New research has mapped neuroimmune interactions in the mouse gut, revealing that TRPV1-expressing nociceptor neurons (involved in visceral pain) control and suppress regulatory T (T_reg) cells in the gut, increasing susceptibility to colitis in mouse models. The findings potentially link pain signalling with immunomodulatory mechanisms in the gut.

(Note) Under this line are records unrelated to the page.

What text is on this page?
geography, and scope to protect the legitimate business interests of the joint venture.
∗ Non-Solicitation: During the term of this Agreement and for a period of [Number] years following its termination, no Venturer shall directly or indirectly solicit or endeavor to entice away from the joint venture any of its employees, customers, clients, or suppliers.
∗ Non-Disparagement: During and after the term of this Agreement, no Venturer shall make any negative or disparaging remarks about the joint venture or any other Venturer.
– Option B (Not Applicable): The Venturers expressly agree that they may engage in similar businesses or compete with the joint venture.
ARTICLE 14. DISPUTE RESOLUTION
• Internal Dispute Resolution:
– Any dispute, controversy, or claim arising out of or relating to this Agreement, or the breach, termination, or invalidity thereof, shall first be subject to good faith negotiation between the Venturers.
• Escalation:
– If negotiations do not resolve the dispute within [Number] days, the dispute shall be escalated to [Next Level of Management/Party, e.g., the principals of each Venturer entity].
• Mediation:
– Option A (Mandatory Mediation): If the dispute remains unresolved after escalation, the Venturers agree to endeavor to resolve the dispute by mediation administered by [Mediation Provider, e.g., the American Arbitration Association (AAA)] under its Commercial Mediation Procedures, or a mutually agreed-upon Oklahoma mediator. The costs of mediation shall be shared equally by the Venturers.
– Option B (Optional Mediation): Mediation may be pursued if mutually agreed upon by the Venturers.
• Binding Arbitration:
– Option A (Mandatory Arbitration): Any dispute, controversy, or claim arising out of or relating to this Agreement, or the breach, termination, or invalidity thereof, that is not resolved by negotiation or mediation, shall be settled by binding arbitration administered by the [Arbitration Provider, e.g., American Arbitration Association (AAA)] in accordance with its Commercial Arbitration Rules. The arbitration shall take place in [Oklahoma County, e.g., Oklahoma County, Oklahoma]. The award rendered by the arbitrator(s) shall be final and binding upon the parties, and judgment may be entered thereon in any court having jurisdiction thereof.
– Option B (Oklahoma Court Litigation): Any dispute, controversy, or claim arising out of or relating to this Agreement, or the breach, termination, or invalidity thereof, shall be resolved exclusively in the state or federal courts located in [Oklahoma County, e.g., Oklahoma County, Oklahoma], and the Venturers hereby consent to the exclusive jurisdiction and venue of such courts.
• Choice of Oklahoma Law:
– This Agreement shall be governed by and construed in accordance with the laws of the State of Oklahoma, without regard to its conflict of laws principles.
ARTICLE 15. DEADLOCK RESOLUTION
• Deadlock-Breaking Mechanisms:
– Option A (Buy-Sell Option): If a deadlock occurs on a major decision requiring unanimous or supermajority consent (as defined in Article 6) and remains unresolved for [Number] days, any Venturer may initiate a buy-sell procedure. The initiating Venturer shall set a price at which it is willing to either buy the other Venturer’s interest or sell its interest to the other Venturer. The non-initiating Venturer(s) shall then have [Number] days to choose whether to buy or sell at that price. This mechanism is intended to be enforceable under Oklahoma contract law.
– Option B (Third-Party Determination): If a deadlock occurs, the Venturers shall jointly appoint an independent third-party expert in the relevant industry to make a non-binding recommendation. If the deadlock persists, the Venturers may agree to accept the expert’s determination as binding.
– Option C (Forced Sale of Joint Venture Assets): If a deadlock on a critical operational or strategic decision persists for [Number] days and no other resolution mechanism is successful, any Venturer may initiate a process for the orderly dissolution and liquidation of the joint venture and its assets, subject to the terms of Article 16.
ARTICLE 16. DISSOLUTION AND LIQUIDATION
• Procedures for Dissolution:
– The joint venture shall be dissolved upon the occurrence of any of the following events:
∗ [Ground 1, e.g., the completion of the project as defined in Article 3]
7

In their screen, eight distinct neuronal subsets were activated in mice and mapped. Distinct immune perturbations were observed following this activation: nitrergic neurons (NOS1 expression) regulated T helper 17-like cells in the ileum; cholinergic neurons (express choline acetyltransferase) regulated ileal neutrophils; and nociceptor neurons (TRPV1 expression) regulated a range of cell types including type 2 innate lymphoid cells, activated CD8⁺ T cells, macrophages and RORγ T_reg cells. Examining the nociceptor neurons in more detail revealed that TRPV1⁺ neurons in the dorsal root ganglia suppressed RORγ⁺ T_reg cells in the colon via calcitonin gene-related peptide, which was mediated via the receptor RAMP1–CALCRL. Importantly, TRPV1⁺ neuron activation and subsequent downregulation of T_reg cells resulted in increased susceptibility to intestinal inflammation in mice (via Citrobacter infection and induction by administration of dextran sodium sulfate).